The symptoms of HSK are the same as those of any keratitis:

• ocular pain

• reduced vision on the affected side

• unilateral photophobia

• watering.

Symptoms such as the above invariably warrant referral whether the infection is thought to be herpetic or not. As HSK is almost always unilateral, this is a further clue – as is a previous history of HSK.

Signs of HSK include the following:

• unilateral red eye

• reduced Snellen vision

• aversion to the examining light.

Classically, the corneal infection can be seen as a branching pattern (‘dendritiform') on the corneal surface. This is best seen by instilling fluorescein drops and shining a blue light – such as a Wood's light – on the cornea.

Repeated infections or a persistent infection may leave a white scar on the cornea, which invariably means vision is reduced.

Differential diagnosis

Any type of keratitis will cause the symptoms of pain, reduced vision and photophobia.

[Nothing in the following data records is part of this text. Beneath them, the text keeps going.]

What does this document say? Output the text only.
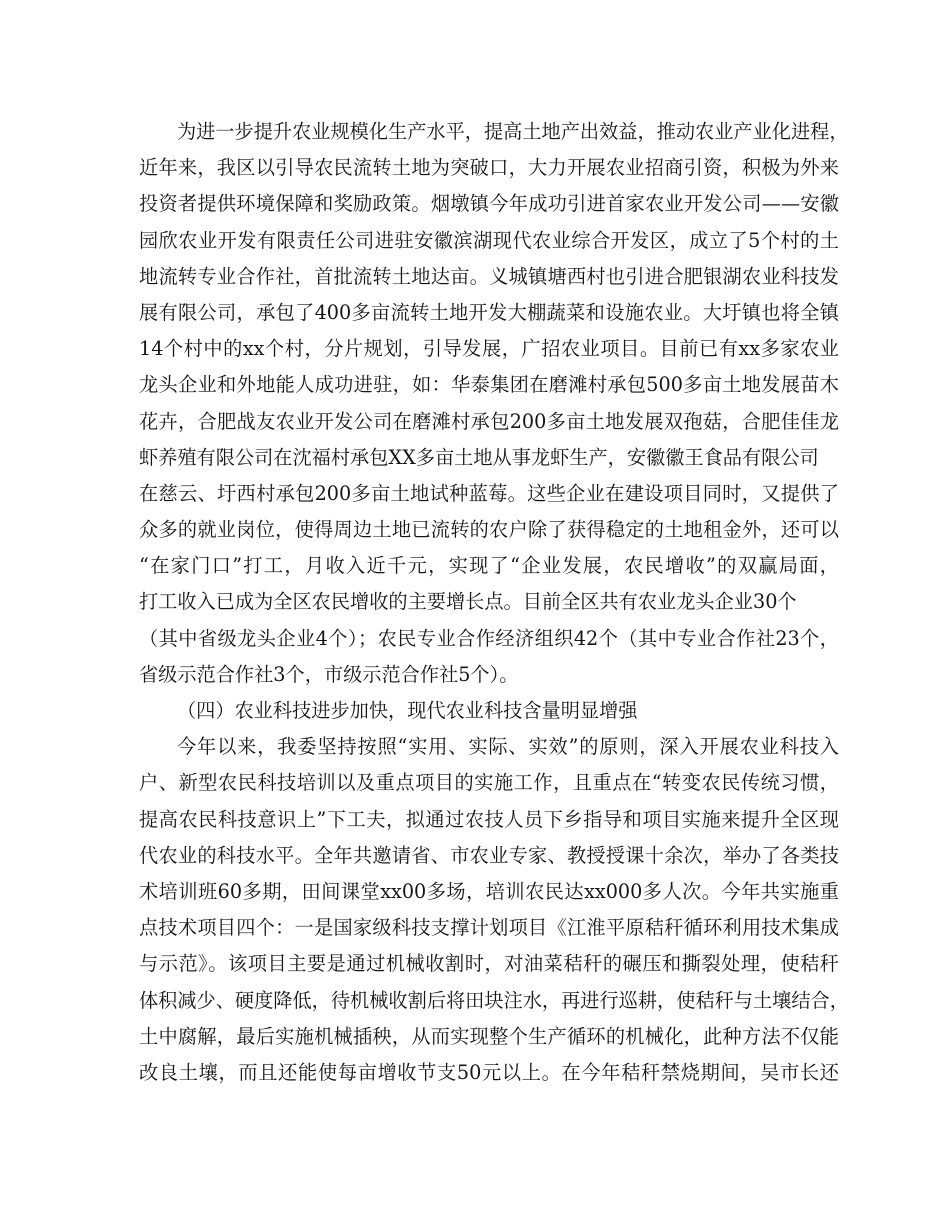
为进一步提升农业规模化生产水平，提高土地产出效益，推动农业产业化进程，
近年来，我区以引导农民流转土地为突破口，大力开展农业招商引资，积极为外来
投资者提供环境保障和奖励政策。烟墩镇今年成功引进首家农业开发公司——安徽
园欣农业开发有限责任公司进驻安徽滨湖现代农业综合开发区，成立了5个村的土
地流转专业合作社，首批流转土地达亩。义城镇塘西村也引进合肥银湖农业科技发
展有限公司，承包了400多亩流转土地开发大棚蔬菜和设施农业。大圩镇也将全镇
14个村中的xx个村，分片规划，引导发展，广招农业项目。目前已有xx多家农业
龙头企业和外地能人成功进驻，如：华泰集团在磨滩村承包500多亩土地发展苗木
花卉，合肥战友农业开发公司在磨滩村承包200多亩土地发展双孢菇，合肥佳佳龙
虾养殖有限公司在沈福村承包XX多亩土地从事龙虾生产，安徽徽王食品有限公司
在慈云、圩西村承包200多亩土地试种蓝莓。这些企业在建设项目同时，又提供了
众多的就业岗位，使得周边土地已流转的农户除了获得稳定的土地租金外，还可以
“在家门口”打工，月收入近千元，实现了“企业发展，农民增收”的双赢局面，
打工收入已成为全区农民增收的主要增长点。目前全区共有农业龙头企业30个
（其中省级龙头企业4个）；农民专业合作经济组织42个（其中专业合作社23个，
省级示范合作社3个，市级示范合作社5个）。
（四）农业科技进步加快，现代农业科技含量明显增强
今年以来，我委坚持按照“实用、实际、实效”的原则，深入开展农业科技入
户、新型农民科技培训以及重点项目的实施工作，且重点在“转变农民传统习惯，
提高农民科技意识上”下工夫，拟通过农技人员下乡指导和项目实施来提升全区现
代农业的科技水平。全年共邀请省、市农业专家、教授授课十余次，举办了各类技
术培训班60多期，田间课堂xx00多场，培训农民达xx000多人次。今年共实施重
点技术项目四个：一是国家级科技支撑计划项目《江淮平原秸秆循环利用技术集成
与示范》。该项目主要是通过机械收割时，对油菜秸秆的碾压和撕裂处理，使秸秆
体积减少、硬度降低，待机械收割后将田块注水，再进行巡耕，使秸秆与土壤结合，
土中腐解，最后实施机械插秧，从而实现整个生产循环的机械化，此种方法不仅能
改良土壤，而且还能使每亩增收节支50元以上。在今年秸秆禁烧期间，吴市长还
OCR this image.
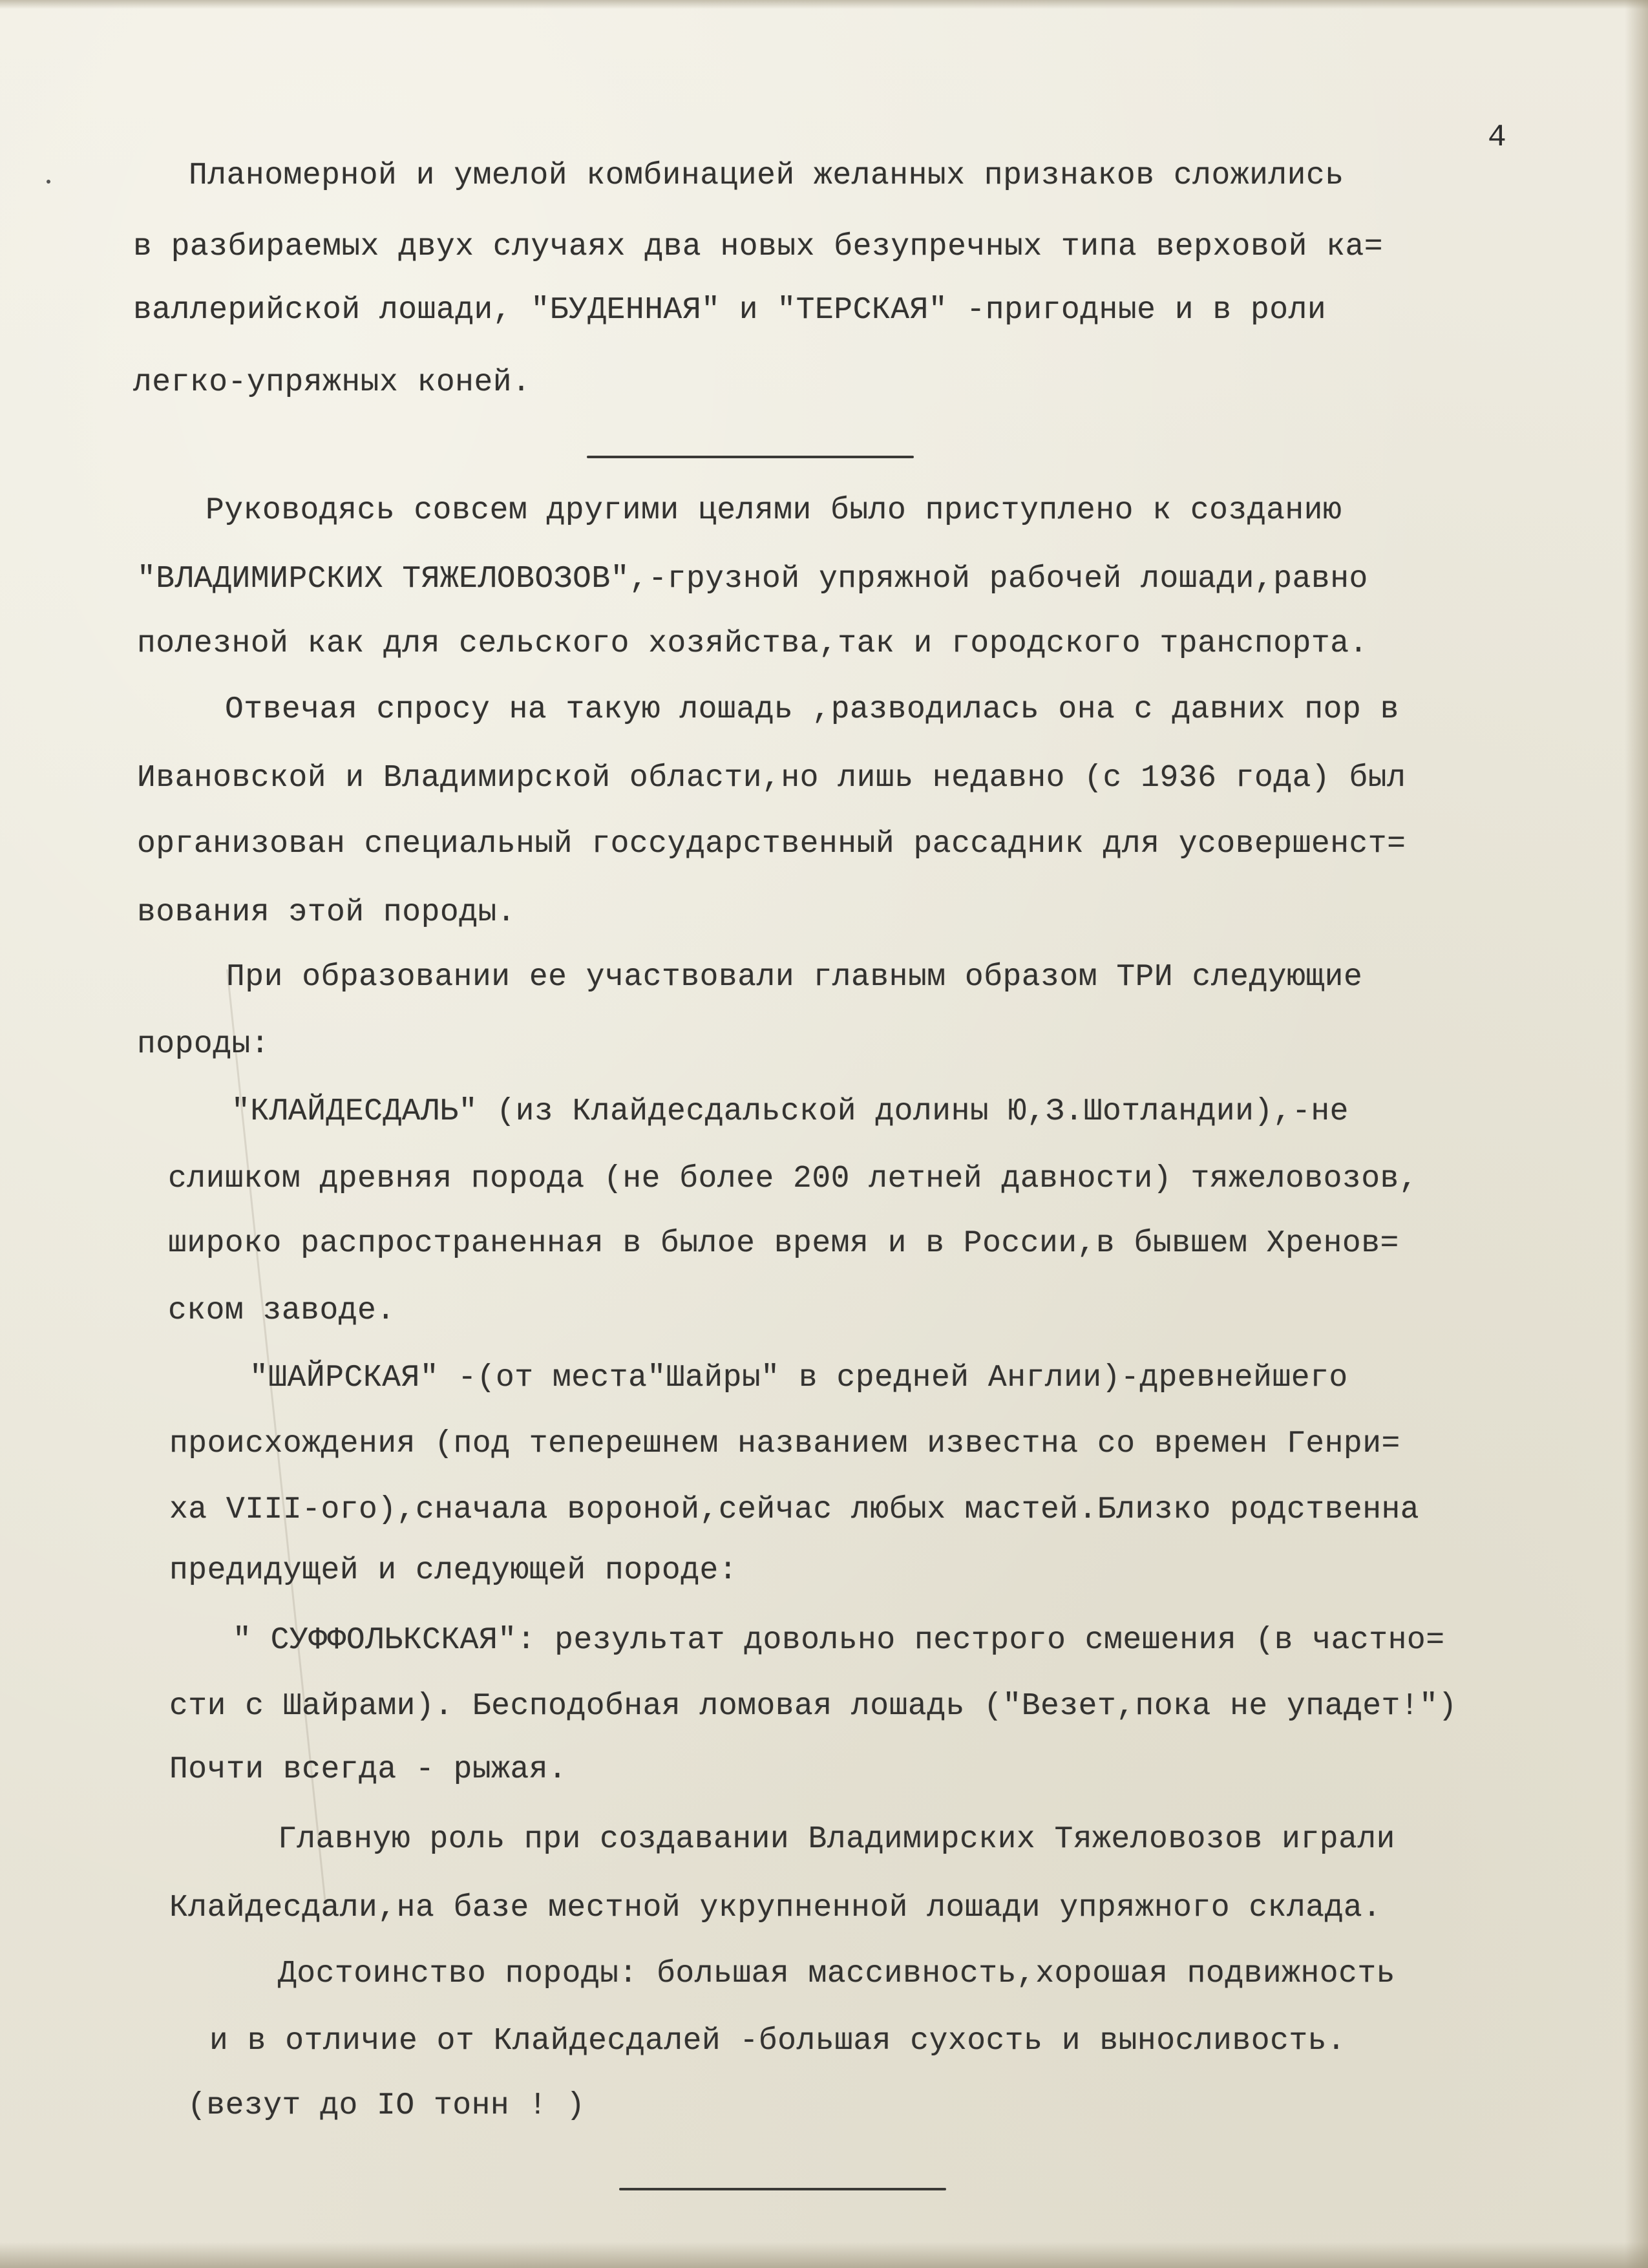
4
Планомерной и умелой комбинацией желанных признаков сложились
в разбираемых двух случаях два новых безупречных типа верховой ка=
валлерийской лошади, "БУДЕННАЯ" и "ТЕРСКАЯ" -пригодные и в роли
легко-упряжных коней.
Руководясь совсем другими целями было приступлено к созданию
"ВЛАДИМИРСКИХ ТЯЖЕЛОВОЗОВ",-грузной упряжной рабочей лошади,равно
полезной как для сельского хозяйства,так и городского транспорта.
Отвечая спросу на такую лошадь ,разводилась она с давних пор в
Ивановской и Владимирской области,но лишь недавно (с 1936 года) был
организован специальный госсударственный рассадник для усовершенст=
вования этой породы.
При образовании ее участвовали главным образом ТРИ следующие
породы:
"КЛАЙДЕСДАЛЬ" (из Клайдесдальской долины Ю,З.Шотландии),-не
слишком древняя порода (не более 200 летней давности) тяжеловозов,
широко распространенная в былое время и в России,в бывшем Хренов=
ском заводе.
"ШАЙРСКАЯ" -(от места"Шайры" в средней Англии)-древнейшего
происхождения (под теперешнем названием известна со времен Генри=
ха VIII-ого),сначала вороной,сейчас любых мастей.Близко родственна
предидущей и следующей породе:
" СУФФОЛЬКСКАЯ": результат довольно пестрого смешения (в частно=
сти с Шайрами). Бесподобная ломовая лошадь ("Везет,пока не упадет!")
Почти всегда - рыжая.
Главную роль при создавании Владимирских Тяжеловозов играли
Клайдесдали,на базе местной укрупненной лошади упряжного склада.
Достоинство породы: большая массивность,хорошая подвижность
и в отличие от Клайдесдалей -большая сухость и выносливость.
(везут до IO тонн ! )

Unilateral symptoms do increase the likelihood that the infection is herpetic but many other corneal problems can be predominantly unilateral. For practical purposes, this does not really matter as if the patient describes keratitis symptoms they should be seen by an ophthalmologist the same day.

Dendritic ulcers of the cornea are most often mimicked by healing corneal abrasions. The white scar of late, untreated HSK can look very similar to bacterial keratitis. Once again, this needs same-day referral.

Photophobia, reduced vision and pain are also signs of uveitis and scleritis, but again these need specialist referral.

First-line investigations

HSK is essentially a clinical diagnosis based on symptoms of keratitis and perhaps a previous history of similar episodes. The most useful diagnostic tool is the use of 2% fluorescein drops with a blue light source to show up a dendritic ulcer.

Second-line investigations

Corneal scrapings can be taken to look for active virus but these are rarely done and are of limited value.

Dr Scott Fraser is consultant ophthalmologist at Sunderland Eye Infirmary

Competing interest: none declared

5 key questions Herpes Simplex Keratitis Five red herrings

1 Use of topical steroids in HSK will ease the patient's symptoms, so temporarily it will appear that things are improving.

2 Again, take care with contact lens wearers. They can get HSK but also may have corneal damage from their lenses or early microbial keratitis. If in doubt, get them seen by their optometrist or an ophthalmologist.

3 Healing corneal abrasions can look like dendritic ulcers – if the patient gives a good history of traumatic abrasion and their symptoms are improving it is unlikely to be a herpetic infection.

4 Snellen vision is not always a good guide to the seriousness of the ocular problem. If the patient gives a good history of a recent reduction in vision then believe them rather than the chart.

5 HSK can recur even if the patient has had a corneal graft. Once again, if the cardinal symptoms of keratitis are present, refer the same day.